Along with our friend, Sheila, we toured the Canadian Museum for Human Rights. It is an architectural wonder on the outside, but a somber experience on the inside. Will we humans ever learn from our history?

Entrance to the exhibits:

A few of the exhibits:

–Women’s rights and aboriginal women’s continuing struggles

–Religious rights (and the creation of Canada’s Charter of Rights and Freedoms)

–Racial rights and Viola Desmond’s bravery

There were also many separate exhibits on the various regimes that have oppressed humans.  Of course, the largest was the Nazi exhibit.

There were also bold messages about one’s behaviour when others around you are being persecuted.

This museum is a must-see for all.  It requires much reading, but there are some interactive exhibits and video interviews throughout to break up the reading.  We spent several hours there and were disappointed to discover that it closed at 5pm, so we had to rush through the last few floors.  Those last floors were the most uplifting.

The next day, we took Daisy and Poppy, and Sheila brought Kenzie (Westie) and Bunnah (Scottie) and walked all around St. Boniface and The Forks.

The Cathedral was destroyed in a fire, but the ruins remain, and a new cathedral was built inside the ruins.  On the grounds of the cathedral is a cemetery which includes the grave of Louis Riel.  Riel led an uprising (The Riel Rebellion) against the Canadian government in 1885.  He was hanged for treason; however, he is honoured as a hero in many parts of Canada.

The Forks is where the Red and Assiniboine Rivers meet. It has a very long history and is now a National Historic Site.

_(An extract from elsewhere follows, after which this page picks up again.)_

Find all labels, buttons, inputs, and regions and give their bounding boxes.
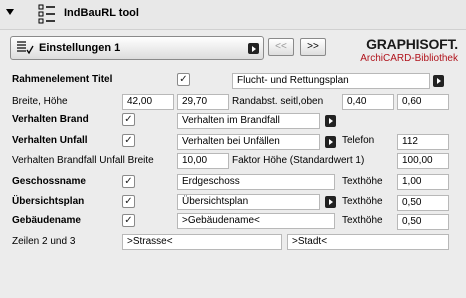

There is an interesting astronomy installation in the park.  There are huge structures that point to various star clusters and a description below each one.  You have to get the full effect at night, of course.

We had lunch at The Forks Market. The dogs really enjoyed helping Sheila with her fish and chips! Afterwards, Sheila and her girls left for points east to meet up with Donna Dee and her pack. They are heading to the east coast. We will meet up with them in BC and head south together this winter. Happy trails Sheila and Donna!